Recent press reports, quoting the Governor of Western Province Celestin Kabahizi, indicated that the re-evaluation of local government employees in Rubavu, Nyabihu and Ngororero districts in the Province will start in two weeks’ time ( with effect from January 25th ).
It was reported that the exercise was in response to complaints by employees of irregularities in employee performance evaluations carried out last year.
The exercise covered a period of three years for those who had been in service for the period whereby the total for the three years was summed up and an average found; and for those with less than one year in service the performance of six months formed the basis of evaluation.
The results in performance evaluations were used to decide those who would be retained in their positions, those who would be deployed in other positions of similar or lower rank and those whose positions would be declared vacant and the job holder given the boot due to poor performance.
The complaints against the process and conduct of performance evaluations in the Western Province are not new having surfaced during and after the exercise in July.
According to the Governor, “We are going to reinstate those that were unlawfully dismissed and those occupying their offices will be fired since they occupy those offices illegally.” Talk about digging a pit to fill a pit.
The guidelines sent by MIFOTRA (Ministry of Public Service and Labour) to local government authorities clearly stipulated that as the role of the Governor as Mayors were required to send a report of the evaluation results and minutes of the deliberations of the District Advisory Council meetings that considered the results.

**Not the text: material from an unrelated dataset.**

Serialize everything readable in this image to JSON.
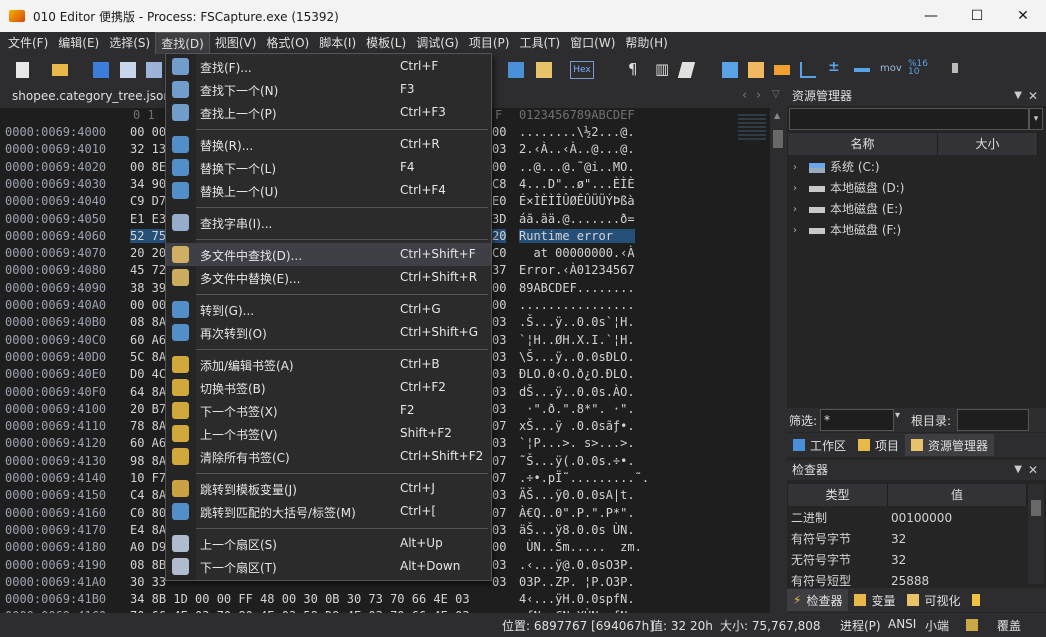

When results of the evaluation exercises came out Governors got reports of these results.
Indeed there were written and verbal complaints on part of these results and one wonders why it took this long for the powers that be to listen to these complaints and appeals. The Governor must have blessed these results.
New employees who were recruited by competent local authorities cannot be “occupying their offices illegally” and firing them is illegal and the governor should be prepared to receive their appeals for wrongful dismissal should he go ahead with his promise to “fire” them.
The governor should have attended to the appeals of the concerned employees before authorizing districts to and “fire” them and hire new others.
The NEW TIMES quoted the Mayor of Ngororero district, Gedeon Ruboneza, saying that “we are prepared to receive the panel, and we don’t have any problem about the Governor’s idea of reinstating those who were fired unfairly.”
The most interesting comment came from the Mayor of Rubavu District Pierre Celestin Twagirayezu.
The Mayor promised to “discuss with the Governor and his panel, frankly speaking it is not simple however it is not entirely impossible.”
The Mayor has been, in the past, obstinately opposed to a review of the performance evaluations of employees in his district despite the fact that there were numerous complaints in it.
The Mayor of Rubavu, going by reports of affected employees, has reason to ‘talk’ to the governor.
It is reported that with appeals from 19 employees disputing the results of their performance evaluations and without the resolution of the District Advisory Committee, the Mayor forwarded the results to the governor for approval.
The evaluation committee was accused of revising results of previous years downwards so that certain employees could get low marks to the point that they could not be considered poor performers.
In other cases people who headed the best performing departments, with prizes to show for it, were declared poor performers and thrown out. Many employees did not get the opportunity to sign their performance evaluation forms.
Whereas behaviour accounted for a certain part, many employees were termed non performers on basis of unsubstantiated rumours about their private lives, for example, that they had extramarital affairs.
Reports indicate that in Ngororero district, the Executive Committee, on the eve of a court judgment in hearing of a criminal case involving two thirds of the committee, took all the employee performance evaluation forms to a hotel and for a couple of days did what they did.
The day after the performance evaluations, the Mayor was in court while his Vice had run away from the country. The committee blamed some district employees for reporting the case of abuse of office and all employees suspected were given performance ratings that saw them out of employment as poor performers.
There was no consideration of evaluation of previous years.
Whereas performance evaluation is supposed to lead to an agreed position but the evaluated employee and his superior or evaluation panel in many cases the district mayors simply awarded performance marks depending on “their feelings” about an individual without considering his/her performance and in many cases employees did not have an input in their performance evaluation.
The end result was that many employees lost their jobs while others retained or were employed based on how they related to the mayors.
According to Rubavu Mayor, the revaluation exercise “is not simple, however, it is not entirely impossible.” The mayor should put himself in the shoes of those who were denied a source of livelihood for themselves and their families and decide whether that life is simpler than a panel sitting and correcting the ills he and his group created.
To whoever decided to re-evaluate the performance of local government employees in the Western province, thank you! You have given many people and their families reason to smile and hope. One can only hope that the panel will get to the root of the problem.